The last but not least element that can influence a video’s viral quality: content. Every viral video has core content, regardless of its value. Some viral videos have content that seems pointless, like the “Damn, Daniel!” video.
However, if we get to its core, that video gives viewers a repetitive cheesy jokes, jokes that are so extremely dumb, they force out the laugh from the viewers.
The point is, however shallow the content of a viral video might be, there’s a reason many people watch it and share it with their friends.
It’s not limited to cheesy jokes or cat videos or funny fails. Some of the most viral videos on the Internet are in fact infuriating, saddening, depressing or mildly uncomfortable to watch.
It all comes down to one question: What is the video’s purpose?
Back when Breadnbeyond was an early startup, we tried making an explainer video that educated people about Pinterest.
Pinterest was, and still is, an outright amazing website, but it wasn’t that well-known back then.

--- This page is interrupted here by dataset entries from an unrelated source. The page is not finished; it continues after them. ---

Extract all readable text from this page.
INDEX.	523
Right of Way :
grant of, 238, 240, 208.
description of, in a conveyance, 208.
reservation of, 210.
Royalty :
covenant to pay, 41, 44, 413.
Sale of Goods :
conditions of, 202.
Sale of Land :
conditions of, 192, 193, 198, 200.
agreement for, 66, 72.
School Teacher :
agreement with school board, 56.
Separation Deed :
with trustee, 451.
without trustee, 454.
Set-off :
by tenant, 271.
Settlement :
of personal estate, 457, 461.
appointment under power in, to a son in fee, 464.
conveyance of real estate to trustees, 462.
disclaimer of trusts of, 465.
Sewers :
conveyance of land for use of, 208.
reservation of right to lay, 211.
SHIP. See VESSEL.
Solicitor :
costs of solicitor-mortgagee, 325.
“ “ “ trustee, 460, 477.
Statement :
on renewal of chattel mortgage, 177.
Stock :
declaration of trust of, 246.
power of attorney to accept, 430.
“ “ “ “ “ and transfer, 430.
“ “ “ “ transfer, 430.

The purpose was to introduce Pinterest to our audience, and sure enough we did just that. It now has a little over 170,000 views.
A promotional video is less likely to go viral since most of them revolve around a product or a company and rambling on about why people should buy the product from them. However, a few promotional videos have blown up on the Internet, mainly due to how entertaining they are.
Here are some examples of the most entertaining promotional explainers to watch.
Virality in a video is good for awareness, especially when it’s a commercial or promotional video. However, the likelihood of a commercial video going viral is rather low. Judging from the empirical data, only a handful of promotional videos get widely recognized by the Internet.
That’s why I made this round up. I wanted to share with other marketers what it means for a video to go viral and what aspects overlap between one viral video and the others.